Clinical Implications: Routine intracoronary adjunct use to improve hard outcomes in STEMI is not supported; consider selective use targeting microvascular surrogates with careful attention to arrhythmic and bleeding risks.

Key Findings

No intracoronary adjunct reduced all-cause mortality, non-fatal MI, or HF hospitalization versus conventional primary PCI (mean follow-up ~8 months).
Post-PCI TIMI 0–2 flow was reduced by adenosine (OR 0.40), verapamil (OR 0.22), tirofiban (OR 0.43), manual thrombus aspiration (OR 0.61), fibrinolytic + manual TA (OR 0.24), and tirofiban + manual TA (OR 0.32).
Safety trade-offs: intracoronary adenosine increased AV block (OR 2.80), tirofiban increased any bleeding (IRR 1.65), while nicorandil reduced peri-procedural VF/SVT (OR 0.31).

Methodological Strengths

Large-scale network meta-analysis of 64 randomized trials (n=27,243)
Comprehensive assessment of efficacy and safety, including surrogate and hard outcomes

Limitations

Mean follow-up ~8 months may miss longer-term effects
Heterogeneity in adjunct protocols and eras; potential publication bias

Future Directions: Pragmatic trials targeting patient subsets most likely to benefit, with standardized adjunct protocols and clinically meaningful endpoints; mechanistic studies to link surrogate improvements to outcomes.

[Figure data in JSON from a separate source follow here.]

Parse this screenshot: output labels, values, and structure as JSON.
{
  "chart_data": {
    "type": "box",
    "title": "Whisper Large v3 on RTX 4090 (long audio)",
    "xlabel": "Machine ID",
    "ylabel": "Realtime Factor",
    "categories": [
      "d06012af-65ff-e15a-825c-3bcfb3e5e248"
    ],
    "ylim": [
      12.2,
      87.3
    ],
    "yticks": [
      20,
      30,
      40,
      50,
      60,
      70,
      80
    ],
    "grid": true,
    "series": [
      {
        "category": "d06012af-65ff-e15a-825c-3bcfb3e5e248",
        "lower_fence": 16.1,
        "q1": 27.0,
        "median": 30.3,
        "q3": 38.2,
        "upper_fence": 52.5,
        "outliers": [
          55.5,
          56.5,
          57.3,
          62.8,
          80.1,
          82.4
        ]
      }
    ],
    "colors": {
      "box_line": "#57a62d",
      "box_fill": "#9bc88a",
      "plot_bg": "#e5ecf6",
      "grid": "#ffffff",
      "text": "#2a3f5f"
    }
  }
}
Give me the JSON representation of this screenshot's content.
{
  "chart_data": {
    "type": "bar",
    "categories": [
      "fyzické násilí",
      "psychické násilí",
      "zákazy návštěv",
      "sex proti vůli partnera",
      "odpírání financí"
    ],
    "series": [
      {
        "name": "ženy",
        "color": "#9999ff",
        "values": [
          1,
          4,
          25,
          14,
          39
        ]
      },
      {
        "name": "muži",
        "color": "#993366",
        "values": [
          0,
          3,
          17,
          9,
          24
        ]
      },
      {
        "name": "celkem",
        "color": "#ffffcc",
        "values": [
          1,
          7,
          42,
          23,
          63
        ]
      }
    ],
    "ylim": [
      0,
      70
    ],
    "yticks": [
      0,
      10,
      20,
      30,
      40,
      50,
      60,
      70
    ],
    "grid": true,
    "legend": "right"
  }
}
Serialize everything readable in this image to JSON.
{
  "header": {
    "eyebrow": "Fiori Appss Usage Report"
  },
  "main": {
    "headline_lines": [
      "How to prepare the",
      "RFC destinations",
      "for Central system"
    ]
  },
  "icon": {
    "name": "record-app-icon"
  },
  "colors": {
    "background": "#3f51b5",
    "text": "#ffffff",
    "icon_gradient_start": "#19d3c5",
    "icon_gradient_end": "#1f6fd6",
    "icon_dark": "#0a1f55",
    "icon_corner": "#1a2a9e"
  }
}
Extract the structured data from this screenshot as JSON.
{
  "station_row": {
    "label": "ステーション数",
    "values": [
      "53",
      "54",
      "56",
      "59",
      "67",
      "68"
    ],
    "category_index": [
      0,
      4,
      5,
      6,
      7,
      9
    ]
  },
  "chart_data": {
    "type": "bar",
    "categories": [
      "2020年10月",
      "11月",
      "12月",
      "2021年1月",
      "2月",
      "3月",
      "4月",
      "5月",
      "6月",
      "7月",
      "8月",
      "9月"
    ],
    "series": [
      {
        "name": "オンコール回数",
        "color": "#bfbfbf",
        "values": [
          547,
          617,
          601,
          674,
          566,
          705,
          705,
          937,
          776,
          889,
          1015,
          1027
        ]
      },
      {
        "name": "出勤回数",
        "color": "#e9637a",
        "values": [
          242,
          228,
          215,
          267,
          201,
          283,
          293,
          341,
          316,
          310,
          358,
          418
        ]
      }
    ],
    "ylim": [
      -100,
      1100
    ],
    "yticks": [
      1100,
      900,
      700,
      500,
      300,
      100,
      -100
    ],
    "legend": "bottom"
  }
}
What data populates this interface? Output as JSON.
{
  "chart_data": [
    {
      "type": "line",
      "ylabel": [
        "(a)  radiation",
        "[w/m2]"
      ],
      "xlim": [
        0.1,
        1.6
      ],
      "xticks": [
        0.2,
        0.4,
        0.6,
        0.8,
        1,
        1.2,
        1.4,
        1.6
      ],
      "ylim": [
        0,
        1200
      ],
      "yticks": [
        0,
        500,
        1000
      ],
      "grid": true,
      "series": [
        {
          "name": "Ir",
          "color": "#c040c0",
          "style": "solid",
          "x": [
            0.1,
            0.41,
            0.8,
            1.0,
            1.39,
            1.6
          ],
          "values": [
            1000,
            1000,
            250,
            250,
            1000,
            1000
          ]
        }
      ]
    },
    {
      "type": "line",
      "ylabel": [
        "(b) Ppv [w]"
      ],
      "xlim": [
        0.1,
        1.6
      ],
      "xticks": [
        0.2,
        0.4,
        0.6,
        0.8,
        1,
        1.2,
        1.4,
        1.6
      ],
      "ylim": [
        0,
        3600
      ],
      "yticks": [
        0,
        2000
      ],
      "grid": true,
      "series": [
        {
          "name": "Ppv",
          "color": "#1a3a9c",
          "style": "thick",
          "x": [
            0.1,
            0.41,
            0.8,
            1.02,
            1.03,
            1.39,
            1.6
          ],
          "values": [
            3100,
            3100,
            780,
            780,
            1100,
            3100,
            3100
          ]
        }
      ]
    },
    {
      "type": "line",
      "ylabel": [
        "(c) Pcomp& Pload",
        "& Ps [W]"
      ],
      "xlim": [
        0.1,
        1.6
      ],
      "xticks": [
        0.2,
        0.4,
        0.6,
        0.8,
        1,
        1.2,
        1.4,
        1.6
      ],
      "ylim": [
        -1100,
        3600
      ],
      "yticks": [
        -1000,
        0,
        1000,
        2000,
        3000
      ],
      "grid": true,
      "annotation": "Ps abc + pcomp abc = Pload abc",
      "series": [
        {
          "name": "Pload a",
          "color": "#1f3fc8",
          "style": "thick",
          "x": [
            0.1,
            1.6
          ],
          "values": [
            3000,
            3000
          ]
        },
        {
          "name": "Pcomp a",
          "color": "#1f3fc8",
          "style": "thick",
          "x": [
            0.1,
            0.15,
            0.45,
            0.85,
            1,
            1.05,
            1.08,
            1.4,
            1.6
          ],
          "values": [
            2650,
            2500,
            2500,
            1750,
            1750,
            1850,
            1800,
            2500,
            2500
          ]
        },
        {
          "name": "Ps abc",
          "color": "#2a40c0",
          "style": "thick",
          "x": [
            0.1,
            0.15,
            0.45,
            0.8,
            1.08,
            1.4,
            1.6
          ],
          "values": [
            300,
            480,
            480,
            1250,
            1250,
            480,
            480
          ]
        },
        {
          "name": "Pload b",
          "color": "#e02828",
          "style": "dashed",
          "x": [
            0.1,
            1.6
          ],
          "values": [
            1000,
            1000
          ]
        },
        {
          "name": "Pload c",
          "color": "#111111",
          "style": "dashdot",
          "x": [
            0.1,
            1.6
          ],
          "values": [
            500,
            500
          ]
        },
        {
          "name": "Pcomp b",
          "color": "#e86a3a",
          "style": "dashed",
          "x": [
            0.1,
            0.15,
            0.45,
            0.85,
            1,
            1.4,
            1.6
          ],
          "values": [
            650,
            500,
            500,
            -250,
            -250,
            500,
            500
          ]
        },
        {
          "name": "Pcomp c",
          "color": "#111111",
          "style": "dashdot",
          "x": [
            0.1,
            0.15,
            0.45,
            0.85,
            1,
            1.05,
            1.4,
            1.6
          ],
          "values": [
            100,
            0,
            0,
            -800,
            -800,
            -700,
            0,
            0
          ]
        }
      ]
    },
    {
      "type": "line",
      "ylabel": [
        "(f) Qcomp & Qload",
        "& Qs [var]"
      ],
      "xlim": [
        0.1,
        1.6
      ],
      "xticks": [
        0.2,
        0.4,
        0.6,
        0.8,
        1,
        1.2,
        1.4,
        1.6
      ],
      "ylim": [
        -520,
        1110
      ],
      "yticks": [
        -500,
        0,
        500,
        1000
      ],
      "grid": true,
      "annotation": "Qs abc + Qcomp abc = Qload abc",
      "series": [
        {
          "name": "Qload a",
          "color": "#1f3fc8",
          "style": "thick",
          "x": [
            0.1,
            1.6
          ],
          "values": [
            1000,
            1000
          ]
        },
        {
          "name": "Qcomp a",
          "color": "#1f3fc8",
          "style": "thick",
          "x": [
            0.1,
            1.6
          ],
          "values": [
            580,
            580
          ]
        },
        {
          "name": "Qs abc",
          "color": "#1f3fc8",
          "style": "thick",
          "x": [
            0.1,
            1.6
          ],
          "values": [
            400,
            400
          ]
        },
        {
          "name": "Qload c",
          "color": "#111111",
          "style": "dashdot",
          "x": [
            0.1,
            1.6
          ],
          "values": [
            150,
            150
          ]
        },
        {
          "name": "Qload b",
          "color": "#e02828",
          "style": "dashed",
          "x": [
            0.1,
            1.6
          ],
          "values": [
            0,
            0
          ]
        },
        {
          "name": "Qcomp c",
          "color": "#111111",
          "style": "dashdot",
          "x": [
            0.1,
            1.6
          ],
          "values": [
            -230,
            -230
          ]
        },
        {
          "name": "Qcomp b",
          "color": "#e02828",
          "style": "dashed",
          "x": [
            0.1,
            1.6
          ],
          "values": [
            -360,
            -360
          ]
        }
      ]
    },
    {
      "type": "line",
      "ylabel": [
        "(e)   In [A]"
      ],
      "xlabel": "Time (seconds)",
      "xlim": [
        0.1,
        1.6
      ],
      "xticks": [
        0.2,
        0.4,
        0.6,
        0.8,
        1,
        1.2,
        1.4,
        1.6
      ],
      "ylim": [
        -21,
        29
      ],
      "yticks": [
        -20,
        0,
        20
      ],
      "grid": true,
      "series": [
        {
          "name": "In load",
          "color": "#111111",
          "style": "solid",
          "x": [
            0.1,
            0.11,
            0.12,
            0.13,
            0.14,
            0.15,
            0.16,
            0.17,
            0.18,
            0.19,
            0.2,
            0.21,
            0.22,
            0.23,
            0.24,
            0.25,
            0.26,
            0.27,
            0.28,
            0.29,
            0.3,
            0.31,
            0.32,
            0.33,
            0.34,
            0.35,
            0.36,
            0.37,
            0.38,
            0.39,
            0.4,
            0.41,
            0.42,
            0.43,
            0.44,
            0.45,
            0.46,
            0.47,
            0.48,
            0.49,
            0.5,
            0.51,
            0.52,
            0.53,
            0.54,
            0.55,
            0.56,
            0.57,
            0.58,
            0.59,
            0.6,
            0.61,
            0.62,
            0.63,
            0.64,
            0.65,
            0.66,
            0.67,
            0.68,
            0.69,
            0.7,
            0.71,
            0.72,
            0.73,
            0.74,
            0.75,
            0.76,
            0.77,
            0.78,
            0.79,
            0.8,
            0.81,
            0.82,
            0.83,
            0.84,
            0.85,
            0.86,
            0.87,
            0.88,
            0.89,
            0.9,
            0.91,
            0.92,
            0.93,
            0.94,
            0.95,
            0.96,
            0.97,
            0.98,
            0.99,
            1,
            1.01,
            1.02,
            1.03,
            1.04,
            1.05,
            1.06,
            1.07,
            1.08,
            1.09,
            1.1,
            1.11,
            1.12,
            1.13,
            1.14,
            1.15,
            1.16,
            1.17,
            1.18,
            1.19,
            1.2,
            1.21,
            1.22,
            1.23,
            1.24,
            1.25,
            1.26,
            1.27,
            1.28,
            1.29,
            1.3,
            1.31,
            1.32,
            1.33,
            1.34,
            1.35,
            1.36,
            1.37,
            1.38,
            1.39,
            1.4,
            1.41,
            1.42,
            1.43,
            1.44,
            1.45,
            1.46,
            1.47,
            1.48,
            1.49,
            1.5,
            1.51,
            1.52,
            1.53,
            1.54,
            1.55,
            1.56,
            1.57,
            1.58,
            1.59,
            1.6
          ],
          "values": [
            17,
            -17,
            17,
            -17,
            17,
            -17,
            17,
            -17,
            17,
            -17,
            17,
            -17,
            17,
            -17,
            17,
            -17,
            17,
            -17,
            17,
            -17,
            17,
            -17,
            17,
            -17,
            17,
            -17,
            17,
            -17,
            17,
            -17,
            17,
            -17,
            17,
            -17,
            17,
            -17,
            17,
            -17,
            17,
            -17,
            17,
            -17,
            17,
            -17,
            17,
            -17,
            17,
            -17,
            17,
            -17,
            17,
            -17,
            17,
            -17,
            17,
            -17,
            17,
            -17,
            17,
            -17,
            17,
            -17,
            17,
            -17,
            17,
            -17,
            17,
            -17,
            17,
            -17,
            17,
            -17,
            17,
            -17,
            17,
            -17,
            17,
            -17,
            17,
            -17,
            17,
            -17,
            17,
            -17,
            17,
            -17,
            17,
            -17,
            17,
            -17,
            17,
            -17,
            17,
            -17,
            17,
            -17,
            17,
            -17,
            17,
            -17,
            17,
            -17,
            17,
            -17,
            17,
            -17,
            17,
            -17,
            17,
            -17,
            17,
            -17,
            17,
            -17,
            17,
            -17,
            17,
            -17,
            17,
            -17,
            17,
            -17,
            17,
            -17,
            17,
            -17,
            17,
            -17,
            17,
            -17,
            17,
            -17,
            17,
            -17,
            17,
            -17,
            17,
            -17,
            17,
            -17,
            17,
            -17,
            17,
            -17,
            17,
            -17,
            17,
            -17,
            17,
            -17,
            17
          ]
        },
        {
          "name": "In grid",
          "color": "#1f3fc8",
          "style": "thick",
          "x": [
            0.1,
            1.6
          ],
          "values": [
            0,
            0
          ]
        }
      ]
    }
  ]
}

AIMS: This network meta-analysis of randomized controlled trials (RCTs) evaluates the comparative safety and efficacy of intra-coronary (IC) pharmacological and procedural treatments - on top of balloon angioplasty and stent placement - on clinical outcomes and surrogate endpoints of coronary microvascular obstruction (CMVO) in patients with ST-elevation myocardial infarction (STEMI). METHODS AND RESULTS: Two electronic databases were searched for eligible studies. Primary efficacy endpoints included all-cause mortality, non-fatal myocardial infarction (MI), and heart failure (HF) hospitalization. Primary safety endpoints included peri-procedural arrhythmias including atrioventricular blocks (AVBs) and ventricular fibrillation/sustained ventricular tachycardia (VF/SVT), any bleeding, and stroke. Secondary efficacy endpoints included the occurrence of post-procedural thrombolysis in myocardial infarction (TIMI) flow grade 0-2 and ST-segment resolution.A total of 64 RCTs involving 27,243 patients were included. In mixed comparisons, no treatment significantly reduced the incidence of primary efficacy endpoints compared to conventional primary PCI during a mean follow-up of 8 months. Several treatments significantly reduced the occurrence of post-PCI TIMI 0-2 flow grade [adenosine: 0.40 (odds ratio), (95% Confidence Interval 0.24-0.68); verapamil: 0.22 (0.07-0.69); tirofiban:0.43 (0.27-0.71); manual thrombus aspiration (TA): 0.61 (0.45-0.82); fibrinolytic + manual TA: 0.24 (0.12-0.48); tirofiban + manual TA: 0.32 (0.14-0.75)], compared to conventional primary PCI. IC administration of tirofiban increased the risk of any bleeding [incidence rate ratio: 1.65 (1.11-2.45)], while IC adenosine increased the risk of peri-procedural AVBs [OR: 2.80 (1.14-6.84)].Nicorandil reduced the incidence of peri-procedural VF/SVT [OR: 0.31 (0.12-0.81)]. CONCLUSIONS: Adjunctive IC treatments during primary PCI do not influence hard clinical outcomes compared to conventional therapy within a mean 8-month follow-up, although several of them lead to an improvement in surrogate endpoints of CMVO.